The review also has some limitations, including the limited number of databases searched; exclusion of non–English language studies; and a narrow geographical focus, with most studies conducted in the United States, which could all lead to selection and reporting biases. The evidence presented in the review could not represent all the current mHealth interventions for HPV vaccination as only parents and adolescents were targeted. Moreover, a meta-analysis could not be conducted because of the heterogeneity of the studies and measured outcomes. Finally, the dynamics surrounding HPV vaccine decision-making might be different in various regions outside the United States. For instance, the accessibility or availability of the HPV vaccine might be a predominant factor affecting vaccine decisions in some other countries or regions [45,46]. Although this study sheds light on the situation within the United States, further studies are necessary to explore the nuanced interactions between mHealth tools and vaccine decision-making in diverse international settings.
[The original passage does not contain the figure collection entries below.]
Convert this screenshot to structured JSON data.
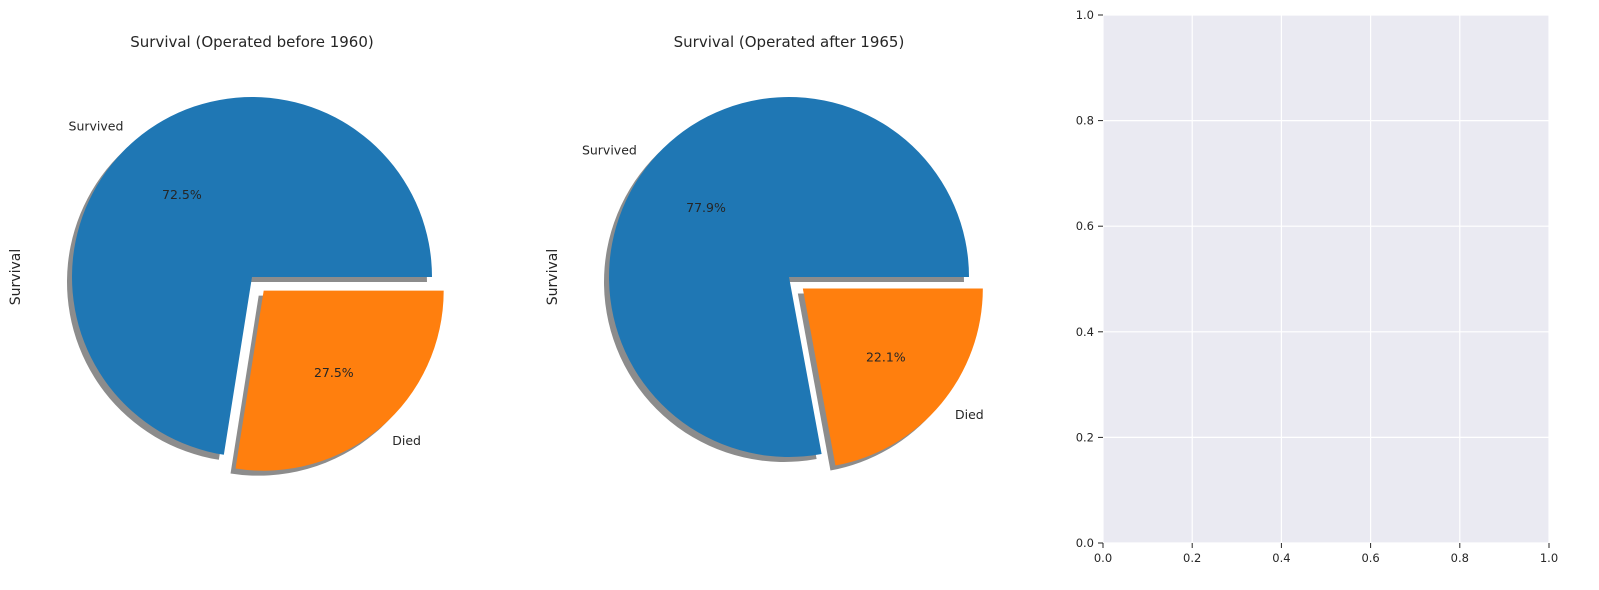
{
  "chart_data": [
    {
      "type": "pie",
      "title": "Survival (Operated before 1960)",
      "ylabel": "Survival",
      "labels": [
        "Survived",
        "Died"
      ],
      "values": [
        72.5,
        27.5
      ],
      "autopct": [
        "72.5%",
        "27.5%"
      ],
      "explode": [
        0,
        0.1
      ],
      "shadow": true,
      "colors": [
        "#1f77b4",
        "#ff7f0e"
      ]
    },
    {
      "type": "pie",
      "title": "Survival (Operated after 1965)",
      "ylabel": "Survival",
      "labels": [
        "Survived",
        "Died"
      ],
      "values": [
        77.9,
        22.1
      ],
      "autopct": [
        "77.9%",
        "22.1%"
      ],
      "explode": [
        0,
        0.1
      ],
      "shadow": true,
      "colors": [
        "#1f77b4",
        "#ff7f0e"
      ]
    },
    {
      "type": "scatter",
      "title": "",
      "xlim": [
        0.0,
        1.0
      ],
      "ylim": [
        0.0,
        1.0
      ],
      "xticks": [
        "0.0",
        "0.2",
        "0.4",
        "0.6",
        "0.8",
        "1.0"
      ],
      "yticks": [
        "0.0",
        "0.2",
        "0.4",
        "0.6",
        "0.8",
        "1.0"
      ],
      "grid": true,
      "background": "#eaeaf2",
      "series": []
    }
  ]
}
This review synthesized the available evidence for mHealth interventions designed to promote HPV vaccination among youth. mHealth has shown promising results in improving youth and their parents’ HPV-related knowledge, attitudes, and beliefs toward the vaccine and addressing the barriers to vaccination, vaccination intention, and vaccine uptake. Future studies should examine the factors that could increase the quality of the study evidence and the complexity of the use of mHealth vaccination interventions, as its impact could differ depending on the platforms used, populations involved, settings of the app, and any additional efforts used to encourage the vaccination.